Des minihôpitaux privés pour désengorger les urgences québécoises ? La promesse de la Coalition avenir Québec (CAQ), annoncée la fin de semaine dernière, laisse perplexes des analystes du système de santé.

Deux centres médicaux du genre, à mi-chemin entre des groupes de médecine familiale (GMF) et des hôpitaux, verront le jour dans l’est de Montréal et à Québec si le parti est réélu le 3 octobre prochain. Les soins seront entièrement couverts par la RAMQ, mais la construction et la gestion de ces minihôpitaux relèveront du privé.

Le ministre de la Santé, Christian Dubé, espère ainsi réduire de 30 % à 40 % l’achalandage dans les urgences en redirigeant les « cas mineurs » vers les GMF et les minihôpitaux privés.

Or, pour François Béland, coauteur de l’essai Le privé dans la santé : les discours et les faits, ces minihôpitaux n’amélioreront pas le temps d’attente dans les urgences pour bon nombre de patients.

« C’est vrai qu’une partie du goulot d’étranglement, ce sont les patients ambulatoires. Mais il y a aussi tous les patients qui attendent sur des civières dans les couloirs des urgences, faute de lits disponibles », dit-il en citant les exemples des hôpitaux de Mont-Laurier et de Saint-Jérôme, où le taux d’occupation des civières aux urgences a atteint 240 % et 155 %, mardi.

« Il manque de lits dans les hôpitaux. On a de la difficulté à faire monter les patients vers les étages. Quand on se compare aux pays où le système de santé va plutôt bien, on remarque que nous avons moins de chambres par tranche de 100 000 habitants et souvent moins de médecins », explique le chercheur à l’Institut Lady Davis à l’Hôpital général juif.

Roxane Borgès Da Silva, économiste et professeure de santé publique, se demande où sera recruté le personnel de ces minihôpitaux dans le contexte de la pénurie de main-d’œuvre.

On risque de déshabiller Pierre pour habiller Paul.

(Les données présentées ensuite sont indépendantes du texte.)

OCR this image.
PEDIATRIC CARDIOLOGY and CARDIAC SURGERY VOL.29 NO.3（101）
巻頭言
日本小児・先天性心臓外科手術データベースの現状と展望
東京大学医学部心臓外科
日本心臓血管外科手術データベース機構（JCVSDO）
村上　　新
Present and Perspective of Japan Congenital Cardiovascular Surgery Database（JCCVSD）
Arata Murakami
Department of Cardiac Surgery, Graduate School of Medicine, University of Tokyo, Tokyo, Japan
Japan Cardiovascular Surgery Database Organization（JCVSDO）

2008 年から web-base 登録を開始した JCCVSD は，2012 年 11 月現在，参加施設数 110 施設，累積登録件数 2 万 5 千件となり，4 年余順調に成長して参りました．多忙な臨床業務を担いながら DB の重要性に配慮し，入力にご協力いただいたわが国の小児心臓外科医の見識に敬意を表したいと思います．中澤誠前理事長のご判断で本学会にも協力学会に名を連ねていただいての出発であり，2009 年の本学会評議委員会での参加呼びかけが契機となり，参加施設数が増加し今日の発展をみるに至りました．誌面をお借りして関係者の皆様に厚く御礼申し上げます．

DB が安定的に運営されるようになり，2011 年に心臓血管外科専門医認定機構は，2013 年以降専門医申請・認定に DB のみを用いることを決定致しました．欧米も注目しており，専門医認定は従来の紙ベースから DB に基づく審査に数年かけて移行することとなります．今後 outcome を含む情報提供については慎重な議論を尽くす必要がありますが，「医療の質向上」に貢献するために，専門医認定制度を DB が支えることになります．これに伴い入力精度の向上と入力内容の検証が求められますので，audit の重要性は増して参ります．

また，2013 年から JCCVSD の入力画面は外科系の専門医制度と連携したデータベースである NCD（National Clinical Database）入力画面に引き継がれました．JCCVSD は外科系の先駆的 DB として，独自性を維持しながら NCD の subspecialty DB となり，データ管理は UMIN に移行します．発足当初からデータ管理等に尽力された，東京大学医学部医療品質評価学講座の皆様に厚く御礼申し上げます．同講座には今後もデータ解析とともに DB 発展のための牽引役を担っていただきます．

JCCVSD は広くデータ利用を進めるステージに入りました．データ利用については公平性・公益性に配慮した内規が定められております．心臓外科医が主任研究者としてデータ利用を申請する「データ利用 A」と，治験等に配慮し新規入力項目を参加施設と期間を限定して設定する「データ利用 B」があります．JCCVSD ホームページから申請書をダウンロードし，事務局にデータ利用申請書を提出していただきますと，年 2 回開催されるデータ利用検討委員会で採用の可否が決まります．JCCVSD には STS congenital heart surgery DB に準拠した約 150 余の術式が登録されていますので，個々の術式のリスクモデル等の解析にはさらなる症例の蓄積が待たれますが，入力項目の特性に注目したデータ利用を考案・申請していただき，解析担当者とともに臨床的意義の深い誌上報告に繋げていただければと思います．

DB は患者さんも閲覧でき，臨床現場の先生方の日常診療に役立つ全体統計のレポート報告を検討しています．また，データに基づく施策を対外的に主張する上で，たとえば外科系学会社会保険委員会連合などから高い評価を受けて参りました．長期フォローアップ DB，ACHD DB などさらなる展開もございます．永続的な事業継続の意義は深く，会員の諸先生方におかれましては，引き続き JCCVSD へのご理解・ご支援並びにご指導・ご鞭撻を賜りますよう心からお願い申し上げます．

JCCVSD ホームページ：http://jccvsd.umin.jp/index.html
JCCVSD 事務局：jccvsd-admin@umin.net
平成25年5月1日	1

On risque de nuire à notre système public.

Roxane Borgès Da Silva, économiste et professeure de santé publique

La chercheuse est d’avis qu’il aurait été préférable de s’attarder aux conditions de travail du personnel de la santé et à la rétention de celui-ci plutôt que d’investir dans une nouvelle structure.

« À court terme, c’est une solution qui semble intéressante, mais à long terme, ça ne règle pas le problème du personnel qui quitte les hôpitaux », dit-elle.

Plus efficace, mais à quel prix ?

Louis-Martin Rousseau, professeur à Polytechnique Montréal et titulaire de la Chaire de recherche du Canada en analytique et logistique des soins de santé, croit que la construction de ces minihôpitaux est une bonne nouvelle pour les patients. Et pour les contribuables ? Il en est moins sûr.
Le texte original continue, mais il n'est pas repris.